Por que aprender um novo idioma ainda na infância? O que a ciência mostra
Equipe Intellix4Kids · 16 de junho de 2026

A primeira infância é, segundo a neurociência, uma janela especialmente fértil para o aprendizado de idiomas. Nesse período o cérebro vive uma intensa neuroplasticidade — a capacidade de formar e reorganizar conexões —, o que torna a aquisição de uma nova língua mais natural e profunda do que em qualquer outra fase da vida.
O que a ciência observou
Pesquisas em neurociência cognitiva associam o contato precoce com um segundo idioma a ganhos nas funções executivas: flexibilidade mental, controle da atenção, memória de trabalho e a habilidade de alternar entre tarefas. Ao "gerenciar" dois sistemas linguísticos, o cérebro da criança exercita o controle inibitório e a flexibilidade cognitiva.

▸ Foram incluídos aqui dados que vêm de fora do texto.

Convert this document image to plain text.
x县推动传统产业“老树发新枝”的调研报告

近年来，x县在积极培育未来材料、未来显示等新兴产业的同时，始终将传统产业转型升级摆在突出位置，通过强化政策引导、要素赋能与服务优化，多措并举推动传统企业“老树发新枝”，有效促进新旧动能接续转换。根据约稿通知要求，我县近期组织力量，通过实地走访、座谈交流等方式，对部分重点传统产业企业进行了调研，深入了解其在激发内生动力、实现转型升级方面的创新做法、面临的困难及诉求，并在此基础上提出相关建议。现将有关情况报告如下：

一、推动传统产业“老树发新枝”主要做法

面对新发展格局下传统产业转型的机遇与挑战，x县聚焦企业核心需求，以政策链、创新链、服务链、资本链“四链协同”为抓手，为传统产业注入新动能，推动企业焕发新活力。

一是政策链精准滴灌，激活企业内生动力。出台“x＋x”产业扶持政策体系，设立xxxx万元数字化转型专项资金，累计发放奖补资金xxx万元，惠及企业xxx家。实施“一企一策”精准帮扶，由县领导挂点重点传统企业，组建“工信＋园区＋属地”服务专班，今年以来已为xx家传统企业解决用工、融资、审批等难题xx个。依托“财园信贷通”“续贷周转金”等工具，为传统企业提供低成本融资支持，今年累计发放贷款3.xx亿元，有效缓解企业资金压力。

Há também evidências no nível estrutural: o aprendizado de línguas está associado ao aumento da massa cinzenta, da substância branca e da conectividade cerebral — efeitos mais evidentes quando a língua é adquirida na infância.
Uma ressalva honesta
A própria ciência pede cautela: as vantagens do bilinguismo não são automáticas nem universais, e alguns estudos têm dificuldade em detectá-las na vida adulta. Expor a criança a outro idioma não é uma "fórmula mágica" de inteligência — mas é uma experiência rica, que amplia repertório, abre portas culturais e acontece justamente num período de grande plasticidade cerebral.
Como estimular em casa
- Faça da exposição algo lúdico: músicas, brincadeiras e livros no novo idioma.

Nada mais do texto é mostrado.